Acting Administrator Thomas O. Paine chaired a review attended by senior NASA managers the day before the announcement. The decision was made following a detailed analysis of the recently completed Apollo 7 mission, certification of changes made to the Saturn V following the Pogo problems encountered during Apollo 6, completion of flight computer programs for deep space and lunar missions, and rehearsal through computer simulations of the Mission Control ground systems. George E. Mueller, Associate Administrator for Manned Space Flight, stated the lunar orbit option would significantly advance the Apollo Program by providing NASA with valuable experience in navigation and communications at lunar distances. Dr. Paine summarized, “We have concluded that we are ready to fly this advanced mission around the Moon.”
Recent Soviet space activities may have provided additional pressure to the decision. These include Zond 5 making the first unpiloted circumlunar flight in September 1968, the return of Soviet cosmonauts to space with Georgi T. Beregovoy’s Soyuz 3 space flight and rendezvous with the uncrewed Soyuz 2 in October, and Zond 6 then about to loop around the Moon on another unpiloted circumlunar flight.

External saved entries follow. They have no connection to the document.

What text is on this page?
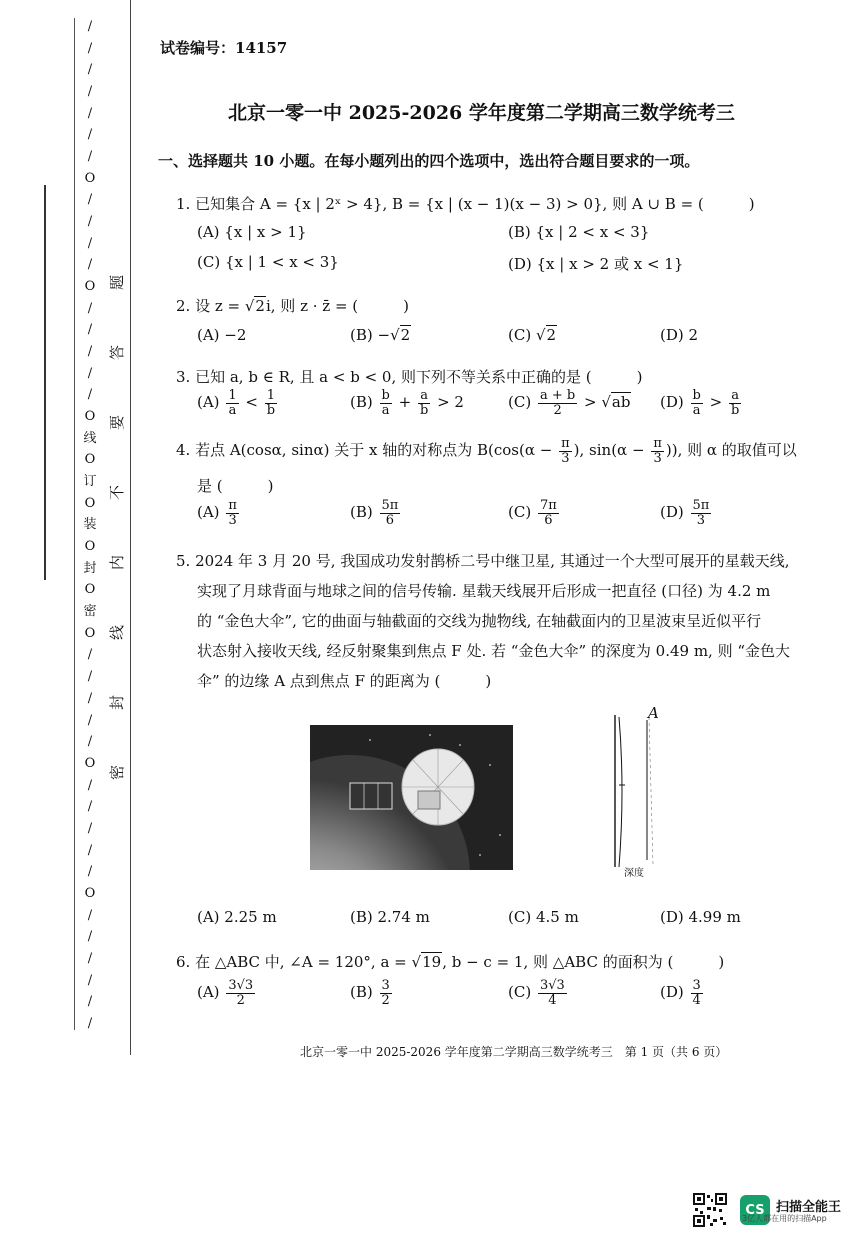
/
/
/
/
/
/
/
O
/
/
/
/
O
/
/
/
/
/
O
线
O
订
O
装
O
封
O
密
O
/
/
/
/
/
O
/
/
/
/
/
O
/
/
/
/
/
/
题
答
要
不
内
线
封
密
试卷编号：14157
北京一零一中 2025-2026 学年度第二学期高三数学统考三
一、选择题共 10 小题。在每小题列出的四个选项中，选出符合题目要求的一项。
1. 已知集合 A = {x | 2ˣ > 4}, B = {x | (x − 1)(x − 3) > 0}, 则 A ∪ B = (　　　)
(A) {x | x > 1}	(B) {x | 2 < x < 3}
(C) {x | 1 < x < 3}	(D) {x | x > 2 或 x < 1}
2. 设 z = √2i, 则 z · z̄ = (　　　)
(A) −2	(B) −√2	(C) √2	(D) 2
3. 已知 a, b ∈ R, 且 a < b < 0, 则下列不等关系中正确的是 (　　　)
$(A) \frac{1}{a} < \frac{1}{b}$	$(B) \frac{b}{a} + \frac{a}{b} > 2$	$(C) \frac{a + b}{2} > √ab$ $(D) \frac{b}{a} > \frac{a}{b}$
4. 若点 A(cosα, sinα) 关于 x 轴的对称点为 $B(\cos(\alpha - \frac{\pi}{3}$ ), $\sin(\alpha - \frac{\pi}{3}$ )), 则 α 的取值可以
是 (　　　)
$(A) \frac{\pi}{3}$	$(B) \frac{5\pi}{6}$	$(C) \frac{7\pi}{6}$	$(D) \frac{5\pi}{3}$
5. 2024 年 3 月 20 号, 我国成功发射鹊桥二号中继卫星, 其通过一个大型可展开的星载天线,
实现了月球背面与地球之间的信号传输. 星载天线展开后形成一把直径 (口径) 为 4.2 m
的 “金色大伞”, 它的曲面与轴截面的交线为抛物线, 在轴截面内的卫星波束呈近似平行
状态射入接收天线, 经反射聚集到焦点 F 处. 若 “金色大伞” 的深度为 0.49 m, 则 “金色大
伞” 的边缘 A 点到焦点 F 的距离为 (　　　)
A
深度
(A) 2.25 m	(B) 2.74 m	(C) 4.5 m	(D) 4.99 m
6. 在 △ABC 中, ∠A = 120°, a = √19, b − c = 1, 则 △ABC 的面积为 (　　　)
$(A) \frac{3√3}{2}$	$(B) \frac{3}{2}$	$(C) \frac{3√3}{4}$	$(D) \frac{3}{4}$
北京一零一中 2025-2026 学年度第二学期高三数学统考三　第 1 页（共 6 页）
CS 扫描全能王
3亿人都在用的扫描App
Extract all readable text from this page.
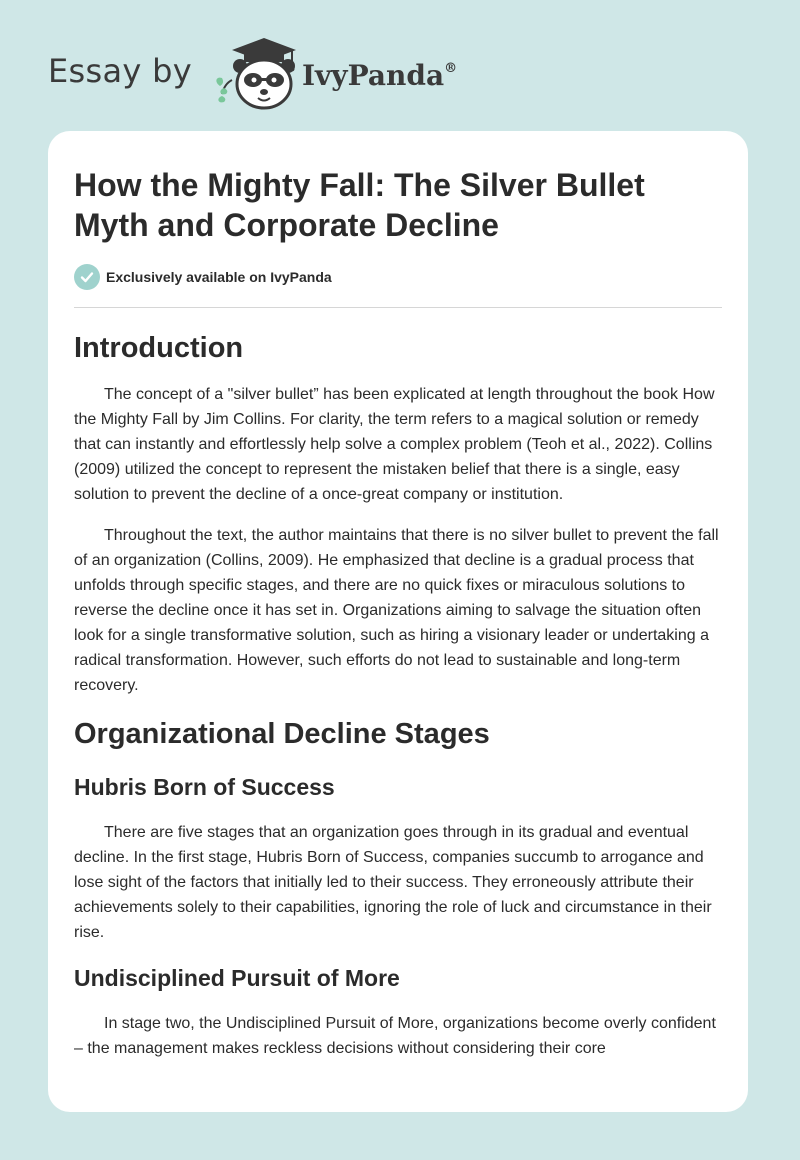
Essay by	IvyPanda®
How the Mighty Fall: The Silver Bullet Myth and Corporate Decline
Exclusively available on IvyPanda
Introduction

The concept of a "silver bullet” has been explicated at length throughout the book How the Mighty Fall by Jim Collins. For clarity, the term refers to a magical solution or remedy that can instantly and effortlessly help solve a complex problem (Teoh et al., 2022). Collins (2009) utilized the concept to represent the mistaken belief that there is a single, easy solution to prevent the decline of a once-great company or institution.

Throughout the text, the author maintains that there is no silver bullet to prevent the fall of an organization (Collins, 2009). He emphasized that decline is a gradual process that unfolds through specific stages, and there are no quick fixes or miraculous solutions to reverse the decline once it has set in. Organizations aiming to salvage the situation often look for a single transformative solution, such as hiring a visionary leader or undertaking a radical transformation. However, such efforts do not lead to sustainable and long-term recovery.

Organizational Decline Stages
Hubris Born of Success

There are five stages that an organization goes through in its gradual and eventual decline. In the first stage, Hubris Born of Success, companies succumb to arrogance and lose sight of the factors that initially led to their success. They erroneously attribute their achievements solely to their capabilities, ignoring the role of luck and circumstance in their rise.

Undisciplined Pursuit of More

In stage two, the Undisciplined Pursuit of More, organizations become overly confident – the management makes reckless decisions without considering their core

The flight plan for Apollo 8, the first crewed circumlunar expedition, called for an open-ended mission using commit points to advance to each successive goal. Launch was planned for December 21, 1968, from Kennedy Space Center’s Launch Complex 39A. The Saturn V rocket would place the Apollo 8 spacecraft still attached to its third stage into Earth orbit. After two or three revolutions, the third stage would re-ignite to perform the Trans-Lunar Injection maneuver to send Apollo 8 toward the Moon, after which the spacecraft would separate from the spent stage for the three-day coast to the Moon. The Apollo Service Propulsion System (SPS) would ignite to slow the spacecraft to enter an elliptical orbit around the Moon. Two lunar revolutions later, the orbit would be circularized. After 10 orbits around the Moon, the SPS would reignite to speed them on their way back to Earth. Just prior to reentry, the Command Module would separate from the Service Module and enter the Earth’s atmosphere at a record 24,000 miles per hour. Three main parachutes would ensure a safe splashdown in the Pacific Ocean, ending the history-making six-day mission.
The crew assigned to the Apollo 8 mission, Commander Frank Borman, Command Module Pilot James A. Lovell, and Lunar Module Pilot William A. Anders, held a news conference in the auditorium at the Manned Spacecraft Center, now the Johnson Space Center in Houston, on November 16. They spent an hour describing their upcoming mission and answered questions from news reporters.